You are viewing a plain text version of this content. The canonical link for it is here.

Posted to dev@tika.apache.org by Cedric Ulmer <ce...@francelabs.com> on 2023/01/31 10:34:06 UTC

Adding arguments to configure tika from the rest calls

Hi all,

We are playing with the regex-based detection capabilities of Tika combined with ManifoldCF, and an idea came to our mind. First, the problem: for now, a tika server has only one configuration. Therefore, if we set a regex based entity extraction, it will be applied to all of the documents (for given mime types). So if in ManifoldCF we call the Tika server during an crawling phase, we cannot have different regex rules per crawling job: any job that calls the tika server will be processed the same way.

So here is the idea: wouldn't it be possible to make the call to a tika server configurable via a REST parameter/arguments, where we could set which config we want to use for the current call ? Something like: ?enableNER=true&NERConfig=regex1

Regards,

Cédric
CEO
France Labs - Your knowledge, now
Datafari Enterprise Search

RE: Adding arguments to configure tika from the rest calls

Posted by Julien Massiera <ju...@francelabs.com>.

Hi Tim,

Thanks for the documentation ! it is clear in my opinion.

It is a very interesting way to configure parsers on the fly depending on what we want to do. In the case of the NER parser, the interest would be limited though as the only configuration that propose the parser is to restrict the mime types processed (if I am not wrong ?).

In our case, we found very frustrating with the NER parser to not being able to:

1/ Select the implementation classes we want to use or not through the parser config in the tika-config.xml file, not a JVM parameter
2/ Being able to enable or disable specific parsers during a request
3/ Concerning the RegexNERecogniser implementation, not being able to create named groups of regex in the parser config and define the group(s) we want to use through header param (and being able to disable RegexNERecogniser if we don't want to perform regex NER but it goes back to point 2/)

Based on this, according to what you said, the main solution would be to add more options to the NER parser config (point 3/) and create a NERServerConfig like the PDFServerConfig and the TesseractServerConfig.
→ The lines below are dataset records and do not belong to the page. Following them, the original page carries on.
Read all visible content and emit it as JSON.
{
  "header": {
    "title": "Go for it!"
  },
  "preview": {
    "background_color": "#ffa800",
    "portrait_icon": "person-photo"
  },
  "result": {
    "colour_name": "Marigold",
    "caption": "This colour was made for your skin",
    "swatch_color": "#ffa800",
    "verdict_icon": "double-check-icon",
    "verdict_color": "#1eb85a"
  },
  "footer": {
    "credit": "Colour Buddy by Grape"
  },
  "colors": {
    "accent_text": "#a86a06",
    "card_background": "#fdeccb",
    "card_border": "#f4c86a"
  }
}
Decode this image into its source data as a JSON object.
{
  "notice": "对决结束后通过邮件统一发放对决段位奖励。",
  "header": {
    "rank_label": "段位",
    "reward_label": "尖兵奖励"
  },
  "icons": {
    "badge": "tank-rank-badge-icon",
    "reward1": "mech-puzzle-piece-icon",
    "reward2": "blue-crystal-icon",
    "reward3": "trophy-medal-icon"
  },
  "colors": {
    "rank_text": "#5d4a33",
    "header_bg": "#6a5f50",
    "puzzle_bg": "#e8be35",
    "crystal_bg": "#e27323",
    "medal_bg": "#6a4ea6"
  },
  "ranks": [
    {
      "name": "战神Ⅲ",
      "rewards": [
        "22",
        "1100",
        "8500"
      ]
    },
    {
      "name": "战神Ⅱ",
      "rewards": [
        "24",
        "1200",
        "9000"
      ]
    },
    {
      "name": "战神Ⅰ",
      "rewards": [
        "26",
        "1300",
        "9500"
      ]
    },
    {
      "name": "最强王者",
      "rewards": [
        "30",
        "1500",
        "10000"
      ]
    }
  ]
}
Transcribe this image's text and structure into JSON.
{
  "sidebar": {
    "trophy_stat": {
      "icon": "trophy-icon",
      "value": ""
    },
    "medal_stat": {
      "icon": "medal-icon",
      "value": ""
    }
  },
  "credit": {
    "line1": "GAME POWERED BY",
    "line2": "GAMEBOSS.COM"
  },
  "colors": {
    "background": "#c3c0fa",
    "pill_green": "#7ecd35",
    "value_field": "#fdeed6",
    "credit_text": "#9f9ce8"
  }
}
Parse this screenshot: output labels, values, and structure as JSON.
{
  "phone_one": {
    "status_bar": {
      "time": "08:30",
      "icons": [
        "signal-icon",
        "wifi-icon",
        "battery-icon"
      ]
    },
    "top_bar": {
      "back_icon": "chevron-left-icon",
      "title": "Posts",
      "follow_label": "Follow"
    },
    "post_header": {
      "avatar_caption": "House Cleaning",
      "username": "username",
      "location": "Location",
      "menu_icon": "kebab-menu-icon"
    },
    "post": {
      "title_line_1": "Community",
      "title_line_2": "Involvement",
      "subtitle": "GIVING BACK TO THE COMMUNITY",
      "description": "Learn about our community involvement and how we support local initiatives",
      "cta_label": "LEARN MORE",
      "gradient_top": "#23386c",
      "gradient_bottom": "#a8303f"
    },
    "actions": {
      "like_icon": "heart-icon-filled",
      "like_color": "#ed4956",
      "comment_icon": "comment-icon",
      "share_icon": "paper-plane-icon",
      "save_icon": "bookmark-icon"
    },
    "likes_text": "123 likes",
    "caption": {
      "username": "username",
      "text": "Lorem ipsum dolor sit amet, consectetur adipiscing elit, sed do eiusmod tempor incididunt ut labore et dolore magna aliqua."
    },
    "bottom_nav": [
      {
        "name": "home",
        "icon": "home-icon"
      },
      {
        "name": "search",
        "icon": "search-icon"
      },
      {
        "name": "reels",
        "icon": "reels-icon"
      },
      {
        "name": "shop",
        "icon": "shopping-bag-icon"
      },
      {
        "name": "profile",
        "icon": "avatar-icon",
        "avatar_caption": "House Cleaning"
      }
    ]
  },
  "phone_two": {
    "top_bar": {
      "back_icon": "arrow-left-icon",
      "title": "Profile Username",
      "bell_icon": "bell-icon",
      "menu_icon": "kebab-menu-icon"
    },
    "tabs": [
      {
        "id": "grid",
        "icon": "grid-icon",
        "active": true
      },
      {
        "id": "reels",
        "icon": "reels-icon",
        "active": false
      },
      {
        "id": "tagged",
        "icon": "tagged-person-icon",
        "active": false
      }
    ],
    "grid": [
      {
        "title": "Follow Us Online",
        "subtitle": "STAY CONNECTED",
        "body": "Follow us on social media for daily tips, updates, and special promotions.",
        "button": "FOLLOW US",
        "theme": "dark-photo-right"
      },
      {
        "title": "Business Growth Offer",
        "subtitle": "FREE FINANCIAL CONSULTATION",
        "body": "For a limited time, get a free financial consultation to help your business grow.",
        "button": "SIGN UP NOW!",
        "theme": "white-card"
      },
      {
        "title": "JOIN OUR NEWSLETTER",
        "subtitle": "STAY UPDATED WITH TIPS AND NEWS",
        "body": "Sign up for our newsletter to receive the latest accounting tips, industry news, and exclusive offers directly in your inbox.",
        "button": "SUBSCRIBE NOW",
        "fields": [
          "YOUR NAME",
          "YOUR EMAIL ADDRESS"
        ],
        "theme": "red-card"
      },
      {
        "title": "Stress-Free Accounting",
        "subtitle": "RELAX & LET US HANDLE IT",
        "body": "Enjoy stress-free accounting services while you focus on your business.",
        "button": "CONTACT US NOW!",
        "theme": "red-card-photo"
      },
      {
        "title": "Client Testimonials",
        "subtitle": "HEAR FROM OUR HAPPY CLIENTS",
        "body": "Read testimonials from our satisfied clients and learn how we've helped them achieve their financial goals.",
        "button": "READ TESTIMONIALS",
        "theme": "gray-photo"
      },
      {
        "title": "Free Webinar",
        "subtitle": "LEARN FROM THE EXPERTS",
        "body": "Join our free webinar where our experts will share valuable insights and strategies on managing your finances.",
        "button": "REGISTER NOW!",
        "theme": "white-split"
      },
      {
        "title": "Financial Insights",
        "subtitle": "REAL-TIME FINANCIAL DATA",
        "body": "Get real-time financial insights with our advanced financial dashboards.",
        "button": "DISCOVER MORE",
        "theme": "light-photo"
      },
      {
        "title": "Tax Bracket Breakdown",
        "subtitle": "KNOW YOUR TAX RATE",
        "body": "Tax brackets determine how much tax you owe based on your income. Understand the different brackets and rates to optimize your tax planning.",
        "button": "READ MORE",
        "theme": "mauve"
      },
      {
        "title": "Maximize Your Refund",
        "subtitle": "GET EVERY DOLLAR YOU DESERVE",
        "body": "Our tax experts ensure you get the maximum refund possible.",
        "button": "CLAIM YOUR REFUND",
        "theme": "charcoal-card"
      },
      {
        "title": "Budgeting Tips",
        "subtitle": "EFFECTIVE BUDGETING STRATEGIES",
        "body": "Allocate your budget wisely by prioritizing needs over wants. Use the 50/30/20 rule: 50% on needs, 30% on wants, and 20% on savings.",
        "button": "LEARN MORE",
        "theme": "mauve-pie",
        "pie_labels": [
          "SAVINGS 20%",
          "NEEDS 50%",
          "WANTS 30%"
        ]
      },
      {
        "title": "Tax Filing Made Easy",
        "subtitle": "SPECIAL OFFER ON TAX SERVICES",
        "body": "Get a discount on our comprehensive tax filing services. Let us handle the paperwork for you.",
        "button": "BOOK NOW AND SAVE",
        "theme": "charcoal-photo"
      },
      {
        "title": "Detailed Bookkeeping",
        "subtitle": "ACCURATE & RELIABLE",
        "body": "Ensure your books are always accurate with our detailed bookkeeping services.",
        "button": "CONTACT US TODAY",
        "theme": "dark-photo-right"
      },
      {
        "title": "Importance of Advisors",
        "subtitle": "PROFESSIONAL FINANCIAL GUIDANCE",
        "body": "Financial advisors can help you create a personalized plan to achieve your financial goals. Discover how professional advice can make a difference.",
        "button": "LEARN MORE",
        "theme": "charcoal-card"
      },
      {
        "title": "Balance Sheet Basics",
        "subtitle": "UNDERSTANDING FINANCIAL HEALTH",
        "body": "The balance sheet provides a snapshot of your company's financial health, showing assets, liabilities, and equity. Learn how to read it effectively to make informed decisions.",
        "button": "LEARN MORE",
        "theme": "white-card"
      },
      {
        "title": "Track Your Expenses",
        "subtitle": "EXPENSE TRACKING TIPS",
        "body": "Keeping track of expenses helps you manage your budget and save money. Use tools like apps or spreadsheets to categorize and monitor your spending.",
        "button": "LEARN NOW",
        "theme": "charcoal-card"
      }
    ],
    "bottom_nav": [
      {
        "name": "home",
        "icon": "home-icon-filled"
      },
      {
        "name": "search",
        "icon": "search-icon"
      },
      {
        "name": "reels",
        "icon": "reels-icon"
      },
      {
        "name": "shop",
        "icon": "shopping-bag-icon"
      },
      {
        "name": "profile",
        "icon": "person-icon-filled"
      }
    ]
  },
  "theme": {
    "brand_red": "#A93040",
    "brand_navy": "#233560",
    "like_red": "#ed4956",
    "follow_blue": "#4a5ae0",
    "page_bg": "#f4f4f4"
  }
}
The cherry on the cake would be to be able to specify tika-config.xml file via URL parameters.

What do you think ? 

Julien   

-----Message d'origine-----
De : Tim Allison <ta...@apache.org> 
Envoyé : mercredi 15 février 2023 19:51
À : dev@tika.apache.org
Objet : Re: Adding arguments to configure tika from the rest calls

Here's a first attempt at documentation:
https://cwiki.apache.org/confluence/display/TIKA/Configuring+Parsers+At+Parse+Time+in+tika-server

Please let me know if you have any questions or want write access to improve the documentation!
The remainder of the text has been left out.